A section named Add rule will appear on screen showing the necessary steps to create an alert. Step one is to set an alert rule name:   

 

 

Step two defines the query. Any data source can be selected: Prometheus, Loki, Tempo, etc. It is also possible to add expressions that manipulate data returned from queries with math or other operations. Grafana offers a preview of the alert by clicking on Preview: 

 

 

In step three, the alert evaluation behaviour is set: the folder to store the rule and an evaluation group (like a subsection inside the folder) must be selected. Then choose a pending period (the time during which an alert rule can be in breach of the condition until it is triggered). Finally, configure the alert state for scenarios involving no data or error handling:  

 

 

In step four, you can add annotations which will be visible where the alert rules are displayed. An annotation can be a summary, a description, or a runbook. A runbook is a guide that includes a list of all alerts with definitions. You can also link the alert rule to a concrete dashboard and panel by clicking on Link dashboard and panel: 

 

 

In the last step we configure the notifications.

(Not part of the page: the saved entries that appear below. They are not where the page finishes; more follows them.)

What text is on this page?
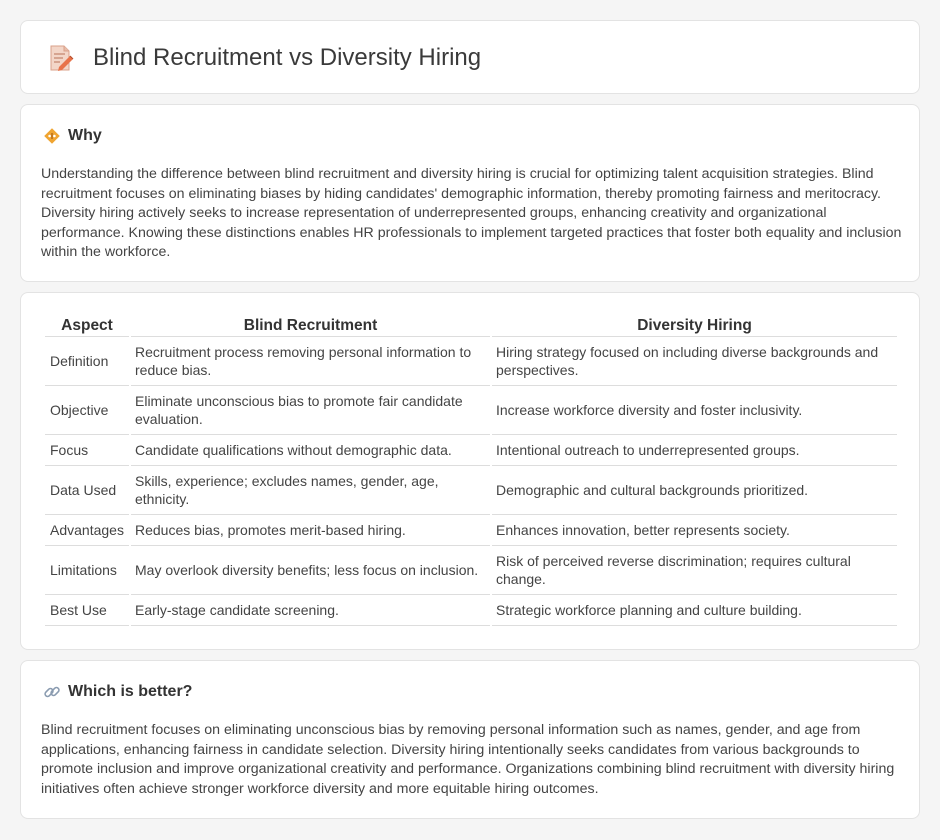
Blind Recruitment vs Diversity Hiring
Why

Understanding the difference between blind recruitment and diversity hiring is crucial for optimizing talent acquisition strategies. Blind recruitment focuses on eliminating biases by hiding candidates' demographic information, thereby promoting fairness and meritocracy. Diversity hiring actively seeks to increase representation of underrepresented groups, enhancing creativity and organizational performance. Knowing these distinctions enables HR professionals to implement targeted practices that foster both equality and inclusion within the workforce.

Aspect	Blind Recruitment	Diversity Hiring
Definition	Recruitment process removing personal information to reduce bias.	Hiring strategy focused on including diverse backgrounds and perspectives.
Objective	Eliminate unconscious bias to promote fair candidate evaluation.	Increase workforce diversity and foster inclusivity.
Focus	Candidate qualifications without demographic data.	Intentional outreach to underrepresented groups.
Data Used	Skills, experience; excludes names, gender, age, ethnicity.	Demographic and cultural backgrounds prioritized.
Advantages	Reduces bias, promotes merit-based hiring.	Enhances innovation, better represents society.
Limitations	May overlook diversity benefits; less focus on inclusion.	Risk of perceived reverse discrimination; requires cultural change.
Best Use	Early-stage candidate screening.	Strategic workforce planning and culture building.
Which is better?

Blind recruitment focuses on eliminating unconscious bias by removing personal information such as names, gender, and age from applications, enhancing fairness in candidate selection. Diversity hiring intentionally seeks candidates from various backgrounds to promote inclusion and improve organizational creativity and performance. Organizations combining blind recruitment with diversity hiring initiatives often achieve stronger workforce diversity and more equitable hiring outcomes.
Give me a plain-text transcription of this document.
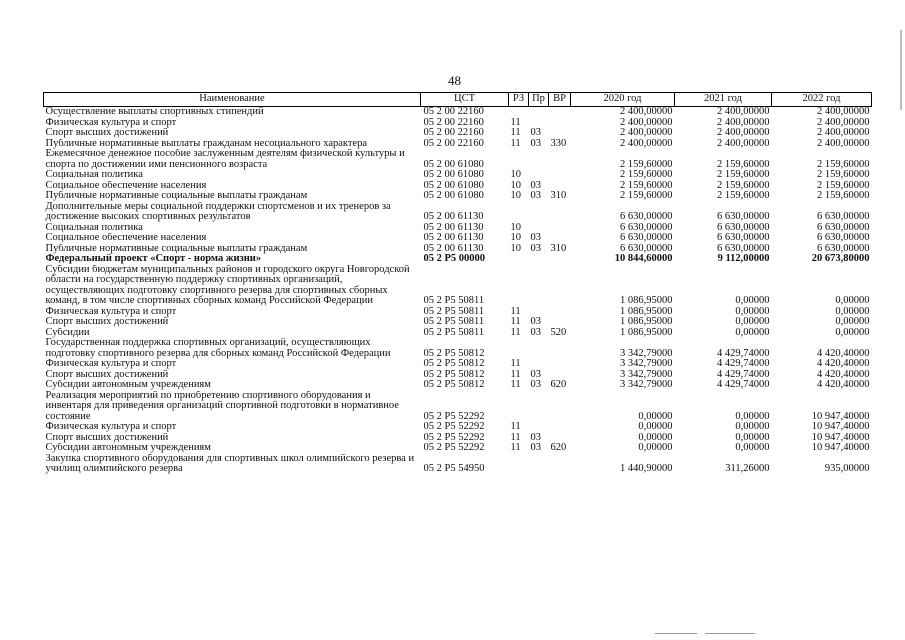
48
Наименование	ЦСТ	РЗ	Пр	ВР	2020 год	2021 год	2022 год
Осуществление выплаты спортивных стипендий	05 2 00 22160				2 400,00000	2 400,00000	2 400,00000
Физическая культура и спорт	05 2 00 22160	11			2 400,00000	2 400,00000	2 400,00000
Спорт высших достижений	05 2 00 22160	11	03		2 400,00000	2 400,00000	2 400,00000
Публичные нормативные выплаты гражданам несоциального характера	05 2 00 22160	11	03	330	2 400,00000	2 400,00000	2 400,00000
Ежемесячное денежное пособие заслуженным деятелям физической культуры и спорта по достижении ими пенсионного возраста	05 2 00 61080				2 159,60000	2 159,60000	2 159,60000
Социальная политика	05 2 00 61080	10			2 159,60000	2 159,60000	2 159,60000
Социальное обеспечение населения	05 2 00 61080	10	03		2 159,60000	2 159,60000	2 159,60000
Публичные нормативные социальные выплаты гражданам	05 2 00 61080	10	03	310	2 159,60000	2 159,60000	2 159,60000
Дополнительные меры социальной поддержки спортсменов и их тренеров за достижение высоких спортивных результатов	05 2 00 61130				6 630,00000	6 630,00000	6 630,00000
Социальная политика	05 2 00 61130	10			6 630,00000	6 630,00000	6 630,00000
Социальное обеспечение населения	05 2 00 61130	10	03		6 630,00000	6 630,00000	6 630,00000
Публичные нормативные социальные выплаты гражданам	05 2 00 61130	10	03	310	6 630,00000	6 630,00000	6 630,00000
Федеральный проект «Спорт - норма жизни»	05 2 P5 00000				10 844,60000	9 112,00000	20 673,80000
Субсидии бюджетам муниципальных районов и городского округа Новгородской области на государственную поддержку спортивных организаций, осуществляющих подготовку спортивного резерва для спортивных сборных команд, в том числе спортивных сборных команд Российской Федерации	05 2 P5 50811				1 086,95000	0,00000	0,00000
Физическая культура и спорт	05 2 P5 50811	11			1 086,95000	0,00000	0,00000
Спорт высших достижений	05 2 P5 50811	11	03		1 086,95000	0,00000	0,00000
Субсидии	05 2 P5 50811	11	03	520	1 086,95000	0,00000	0,00000
Государственная поддержка спортивных организаций, осуществляющих подготовку спортивного резерва для сборных команд Российской Федерации	05 2 P5 50812				3 342,79000	4 429,74000	4 420,40000
Физическая культура и спорт	05 2 P5 50812	11			3 342,79000	4 429,74000	4 420,40000
Спорт высших достижений	05 2 P5 50812	11	03		3 342,79000	4 429,74000	4 420,40000
Субсидии автономным учреждениям	05 2 P5 50812	11	03	620	3 342,79000	4 429,74000	4 420,40000
Реализация мероприятий по приобретению спортивного оборудования и инвентаря для приведения организаций спортивной подготовки в нормативное состояние	05 2 P5 52292				0,00000	0,00000	10 947,40000
Физическая культура и спорт	05 2 P5 52292	11			0,00000	0,00000	10 947,40000
Спорт высших достижений	05 2 P5 52292	11	03		0,00000	0,00000	10 947,40000
Субсидии автономным учреждениям	05 2 P5 52292	11	03	620	0,00000	0,00000	10 947,40000
Закупка спортивного оборудования для спортивных школ олимпийского резерва и училищ олимпийского резерва	05 2 P5 54950				1 440,90000	311,26000	935,00000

Grafana sets a default policy for notifications that can be updated with a personal contact point; we’ll go into that laterFinally, select a custom label to set the alert as severity = warning: 

 

 

Now your new alert rule will be created!  

 

Remember that it’s also important to configure the contact points and notification policies. Grafana sets a contact point called “grafana-default-email” with the email you used to create the account by default. To add a new contact point, just go to the Contact points section and click on +Add contact point: 

 

 

Then, by setting a name for the contact point and selecting the integration type, the contact point will be created. Grafana offers many different integrations, like Discord, Slack, Google Meet, Microsoft Teams, email, Telegram, etc. In our case, we used an email. Write an email inside “Addresses” (you can put more than one address) and the contact point will be completed:  

 

 

The last thing to do is to set this new contact point as the default notification policy. Go to the Notification policies section and click on Edit inside the default notification policy:   

 

 

Then select the desired default contact point, group it by labels if needed, and click on Update default policy: 

 

 

 

Now our alerting system is fully set up and ready to advise us whenever something unexpected happens to our system.  

 

Some monitoring systems might send a lot of alerts notifying you about an issue, and if these notifications are not consolidated they might flood your inbox, making the detection of the root cause more difficult. Grafana allows you to group alert instances by labels to avoid receiving too many notifications: you will only receive one email, grouping all the triggered alerts rather than one email per alert. What’s more, if for some reason the problems causing the alerts are automatically solved, you will also be notified about that in another consolidated email. 

 

 

Conclusion 

 

Observability is a core element when talking about Kubernetes (and every IT system). Grafana Cloud provides many features such as real-time monitoring, capturing logs generated by applications, setting alerts and notifications, troubleshooting and debugging, identifying inefficiencies and wastage in resource consumption, and anomalous behaviour. It also promotes a culture of continuous improvement by providing data-driven insights into the effectiveness of code changes, infrastructure modifications, and overall system performance. 

 

Today we have seen some of the Grafana Cloud features in action; it offers tools to create handy, practical dashboards for metrics and logs, and to configure an alerting system to react as soon as possible to system failures. Harnessed together, they bring powerful insights into what is happening inside the cluster, and as the observability system is uncoupled from the cluster, it is possible to see its state even if it’s down.